Member of the British Columbia Legislative Assembly for West Vancouver-Sea to Sky West Vancouver-Garibaldi (2005-2009)
- In office May 17, 2005 – May 14, 2013
- Preceded by: Ted Nebbeling
- Succeeded by: Jordan Sturdy

Minister of State for Intergovernmental Relations of British Columbia
- In office June 23, 2008 – June 10, 2009
- Premier: Gordon Campbell
- Preceded by: John van Dongen
- Succeeded by: Naomi Yamamoto

Personal details
- Born: 1949 or 1950 (age 75–76)
- Party: British Columbia Liberal Party
- Spouse: Andrew Pottinger
- Alma mater: Trinity College, Toronto

= Joan McIntyre =

Canadian politician (born 1949 or 1950)

Joan McIntyre (born 1949 or 1950) is a former Canadian politician who served as a member of the Legislative Assembly (MLA) of British Columbia, representing the electoral district of West Vancouver-Garibaldi from 2005 to 2009, and West Vancouver-Sea to Sky from 2009 to 2013. As part of the British Columbia Liberal Party caucus, she served as Minister of State for Intergovernmental Relations from 2008 to 2009 under Premier Gordon Campbell.

==Biography==
McIntyre grew up in Toronto, Ontario, and studied political science at the University of Toronto's Trinity College, graduating with a bachelor of arts degree in 1971. She co-founded the polling firm McIntyre & Mustel Research Associates Ltd. in 1980, before selling her interest in the firm in 1996. She and her husband Andrew Pottinger have two children together.
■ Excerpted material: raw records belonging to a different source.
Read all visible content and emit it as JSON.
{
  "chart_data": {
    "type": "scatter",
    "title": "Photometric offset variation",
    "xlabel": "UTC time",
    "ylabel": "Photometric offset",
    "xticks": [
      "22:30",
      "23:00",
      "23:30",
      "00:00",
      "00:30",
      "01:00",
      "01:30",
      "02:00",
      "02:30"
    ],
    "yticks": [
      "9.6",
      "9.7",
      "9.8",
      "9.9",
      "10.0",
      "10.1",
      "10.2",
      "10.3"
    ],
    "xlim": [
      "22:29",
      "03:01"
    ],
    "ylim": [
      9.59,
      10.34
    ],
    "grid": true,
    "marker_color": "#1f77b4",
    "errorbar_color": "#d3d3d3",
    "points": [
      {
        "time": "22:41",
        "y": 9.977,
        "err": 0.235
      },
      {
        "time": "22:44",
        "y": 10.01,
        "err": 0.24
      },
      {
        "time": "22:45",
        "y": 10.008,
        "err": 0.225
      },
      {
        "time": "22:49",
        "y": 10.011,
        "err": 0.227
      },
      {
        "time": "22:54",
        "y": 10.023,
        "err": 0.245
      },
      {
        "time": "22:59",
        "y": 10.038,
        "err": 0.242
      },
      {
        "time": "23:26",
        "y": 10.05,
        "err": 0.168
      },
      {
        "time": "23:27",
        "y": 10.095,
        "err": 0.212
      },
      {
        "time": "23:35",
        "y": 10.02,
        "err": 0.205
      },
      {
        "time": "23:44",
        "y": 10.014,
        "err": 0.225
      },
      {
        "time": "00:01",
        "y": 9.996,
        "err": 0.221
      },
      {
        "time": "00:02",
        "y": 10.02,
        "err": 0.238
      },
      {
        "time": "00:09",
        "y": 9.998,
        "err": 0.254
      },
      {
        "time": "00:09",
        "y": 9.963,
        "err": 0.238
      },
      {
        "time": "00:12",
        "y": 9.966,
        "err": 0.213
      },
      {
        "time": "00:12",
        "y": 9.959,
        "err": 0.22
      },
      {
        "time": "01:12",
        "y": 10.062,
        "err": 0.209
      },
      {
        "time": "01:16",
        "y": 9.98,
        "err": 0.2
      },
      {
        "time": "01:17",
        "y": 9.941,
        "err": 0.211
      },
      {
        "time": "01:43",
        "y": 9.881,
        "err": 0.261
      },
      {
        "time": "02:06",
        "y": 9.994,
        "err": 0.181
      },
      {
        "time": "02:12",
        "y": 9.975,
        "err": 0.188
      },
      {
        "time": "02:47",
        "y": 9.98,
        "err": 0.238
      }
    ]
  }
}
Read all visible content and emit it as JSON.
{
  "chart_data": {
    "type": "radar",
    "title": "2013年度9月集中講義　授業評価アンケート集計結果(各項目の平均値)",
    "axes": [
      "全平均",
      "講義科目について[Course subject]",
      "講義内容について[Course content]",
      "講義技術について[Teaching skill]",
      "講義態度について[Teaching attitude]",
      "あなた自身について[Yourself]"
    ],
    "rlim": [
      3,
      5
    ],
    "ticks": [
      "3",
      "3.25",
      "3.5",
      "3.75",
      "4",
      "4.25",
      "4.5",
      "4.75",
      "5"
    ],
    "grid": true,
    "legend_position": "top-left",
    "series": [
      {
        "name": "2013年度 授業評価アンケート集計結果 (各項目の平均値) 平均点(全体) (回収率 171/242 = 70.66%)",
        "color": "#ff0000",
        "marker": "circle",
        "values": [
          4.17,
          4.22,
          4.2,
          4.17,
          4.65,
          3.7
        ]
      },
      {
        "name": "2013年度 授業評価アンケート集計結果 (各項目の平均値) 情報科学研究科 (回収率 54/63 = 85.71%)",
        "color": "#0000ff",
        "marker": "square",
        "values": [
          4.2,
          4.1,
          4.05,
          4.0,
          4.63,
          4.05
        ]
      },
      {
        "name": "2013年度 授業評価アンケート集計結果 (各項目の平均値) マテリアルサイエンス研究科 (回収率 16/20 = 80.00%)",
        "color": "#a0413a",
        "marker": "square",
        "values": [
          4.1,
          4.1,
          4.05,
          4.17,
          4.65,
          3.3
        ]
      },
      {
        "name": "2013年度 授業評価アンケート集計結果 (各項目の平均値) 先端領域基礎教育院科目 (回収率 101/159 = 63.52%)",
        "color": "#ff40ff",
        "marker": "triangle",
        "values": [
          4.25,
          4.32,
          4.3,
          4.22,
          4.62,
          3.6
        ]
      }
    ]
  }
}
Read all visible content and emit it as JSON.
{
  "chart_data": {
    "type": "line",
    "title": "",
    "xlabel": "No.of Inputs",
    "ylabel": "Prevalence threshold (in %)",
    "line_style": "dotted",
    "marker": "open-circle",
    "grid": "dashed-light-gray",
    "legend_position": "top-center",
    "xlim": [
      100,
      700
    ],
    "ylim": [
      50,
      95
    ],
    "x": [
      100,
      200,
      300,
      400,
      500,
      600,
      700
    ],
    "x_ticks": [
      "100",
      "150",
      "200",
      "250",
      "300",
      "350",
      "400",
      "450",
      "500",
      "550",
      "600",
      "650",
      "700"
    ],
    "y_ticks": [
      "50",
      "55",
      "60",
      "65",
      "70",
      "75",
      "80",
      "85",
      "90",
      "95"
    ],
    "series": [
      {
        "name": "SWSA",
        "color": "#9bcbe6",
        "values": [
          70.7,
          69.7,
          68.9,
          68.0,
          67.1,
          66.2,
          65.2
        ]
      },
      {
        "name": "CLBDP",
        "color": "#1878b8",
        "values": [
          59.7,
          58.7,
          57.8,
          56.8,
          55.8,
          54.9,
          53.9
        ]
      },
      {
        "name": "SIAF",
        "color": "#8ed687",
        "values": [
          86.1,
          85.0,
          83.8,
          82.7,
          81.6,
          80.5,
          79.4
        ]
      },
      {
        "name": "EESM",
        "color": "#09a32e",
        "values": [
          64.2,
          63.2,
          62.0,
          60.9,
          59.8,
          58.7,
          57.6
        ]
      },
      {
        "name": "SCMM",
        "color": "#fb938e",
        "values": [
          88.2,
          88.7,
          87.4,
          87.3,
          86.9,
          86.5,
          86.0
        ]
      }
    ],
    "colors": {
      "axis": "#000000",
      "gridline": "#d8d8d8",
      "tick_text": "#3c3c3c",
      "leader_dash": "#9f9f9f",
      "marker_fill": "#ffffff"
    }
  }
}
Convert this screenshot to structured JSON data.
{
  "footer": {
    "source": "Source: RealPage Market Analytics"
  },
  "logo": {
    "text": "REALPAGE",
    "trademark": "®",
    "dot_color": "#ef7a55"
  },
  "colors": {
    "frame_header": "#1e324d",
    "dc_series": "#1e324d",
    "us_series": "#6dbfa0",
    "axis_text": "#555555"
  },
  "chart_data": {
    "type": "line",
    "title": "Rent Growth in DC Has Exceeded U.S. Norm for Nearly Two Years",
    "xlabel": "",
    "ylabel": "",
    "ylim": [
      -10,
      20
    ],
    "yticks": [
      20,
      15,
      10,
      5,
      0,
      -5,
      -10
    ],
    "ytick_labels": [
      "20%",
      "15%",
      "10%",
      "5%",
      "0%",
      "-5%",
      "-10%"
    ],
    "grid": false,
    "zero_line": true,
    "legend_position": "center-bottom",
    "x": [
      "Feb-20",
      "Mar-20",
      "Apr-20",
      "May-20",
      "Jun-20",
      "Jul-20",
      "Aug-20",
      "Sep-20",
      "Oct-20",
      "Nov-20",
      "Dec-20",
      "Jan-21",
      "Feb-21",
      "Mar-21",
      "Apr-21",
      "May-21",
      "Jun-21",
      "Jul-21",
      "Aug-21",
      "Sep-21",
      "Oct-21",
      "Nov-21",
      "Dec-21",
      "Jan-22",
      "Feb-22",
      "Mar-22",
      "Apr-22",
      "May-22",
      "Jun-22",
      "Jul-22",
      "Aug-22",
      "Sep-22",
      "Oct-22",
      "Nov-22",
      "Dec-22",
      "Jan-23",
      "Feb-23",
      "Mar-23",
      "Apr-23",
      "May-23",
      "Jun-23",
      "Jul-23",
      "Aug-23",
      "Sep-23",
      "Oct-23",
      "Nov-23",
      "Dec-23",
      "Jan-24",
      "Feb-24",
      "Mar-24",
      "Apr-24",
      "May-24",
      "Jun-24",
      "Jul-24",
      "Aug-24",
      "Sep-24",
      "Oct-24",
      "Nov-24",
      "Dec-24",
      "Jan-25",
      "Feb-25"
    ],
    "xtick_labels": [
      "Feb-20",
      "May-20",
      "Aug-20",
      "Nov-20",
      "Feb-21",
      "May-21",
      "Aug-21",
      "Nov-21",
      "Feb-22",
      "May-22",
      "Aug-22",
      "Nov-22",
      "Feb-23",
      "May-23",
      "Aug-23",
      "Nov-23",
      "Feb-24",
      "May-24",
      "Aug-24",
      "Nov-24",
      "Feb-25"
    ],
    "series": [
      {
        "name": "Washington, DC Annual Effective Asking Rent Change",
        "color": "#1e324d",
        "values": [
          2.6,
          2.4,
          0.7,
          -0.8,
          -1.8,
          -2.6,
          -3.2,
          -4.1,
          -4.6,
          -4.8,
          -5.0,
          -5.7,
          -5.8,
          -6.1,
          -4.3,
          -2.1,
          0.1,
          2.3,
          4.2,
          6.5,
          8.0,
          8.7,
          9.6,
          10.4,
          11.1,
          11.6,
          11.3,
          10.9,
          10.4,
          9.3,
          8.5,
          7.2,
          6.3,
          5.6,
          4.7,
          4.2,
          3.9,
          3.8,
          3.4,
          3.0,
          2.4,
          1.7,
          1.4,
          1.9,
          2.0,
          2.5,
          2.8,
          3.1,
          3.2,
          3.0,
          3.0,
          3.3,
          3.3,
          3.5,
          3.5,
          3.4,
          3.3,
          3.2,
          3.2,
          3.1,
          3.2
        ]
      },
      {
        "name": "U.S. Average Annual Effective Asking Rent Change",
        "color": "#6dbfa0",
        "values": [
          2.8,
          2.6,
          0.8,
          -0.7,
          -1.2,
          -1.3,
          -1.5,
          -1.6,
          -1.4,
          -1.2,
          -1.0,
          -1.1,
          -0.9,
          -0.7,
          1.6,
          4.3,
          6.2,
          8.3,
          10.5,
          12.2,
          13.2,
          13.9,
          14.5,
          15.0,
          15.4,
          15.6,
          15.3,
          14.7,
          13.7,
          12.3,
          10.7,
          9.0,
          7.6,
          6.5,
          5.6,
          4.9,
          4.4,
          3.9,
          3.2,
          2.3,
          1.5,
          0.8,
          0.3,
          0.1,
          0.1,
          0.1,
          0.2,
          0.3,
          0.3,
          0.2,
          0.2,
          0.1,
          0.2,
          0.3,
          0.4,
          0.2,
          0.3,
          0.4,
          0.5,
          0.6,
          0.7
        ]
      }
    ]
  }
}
She served on the BC Liberal riding executive for West Vancouver-Garibaldi for 12 years, and was president for six of those years. With that riding's incumbent Liberal MLA Ted Nebbeling declining to seek re-election, McIntyre sought and won the Liberal nomination, and was elected the riding's MLA by a margin of 5,573 votes in the 2005 provincial election. She was named to Premier Gordon Campbell's cabinet in June 2008 as Minister of State for Intergovernmental Relations. In 2009, she was re-elected to the same riding under its new name of West Vancouver-Sea to Sky by a margin of 6,019 votes, but did not return to the cabinet.

During her time in the legislature, McIntyre had sat on the Cabinet Committee on Families and was the chair of the Select Standing Committee on Children and Youth. As well, McIntyre previously sat on four Cabinet Committees: Agenda and Priorities, Agenda Development, Legislative Review and Treasury Board. She also served as the Deputy Chair of the Select Standing Committee on Public Accounts, and was a member on the Select Standing Committee on Crown Corporations and the Agricultural Planning Government Caucus Committee.

She announced in September 2012 that she would not run again in the following year's provincial election.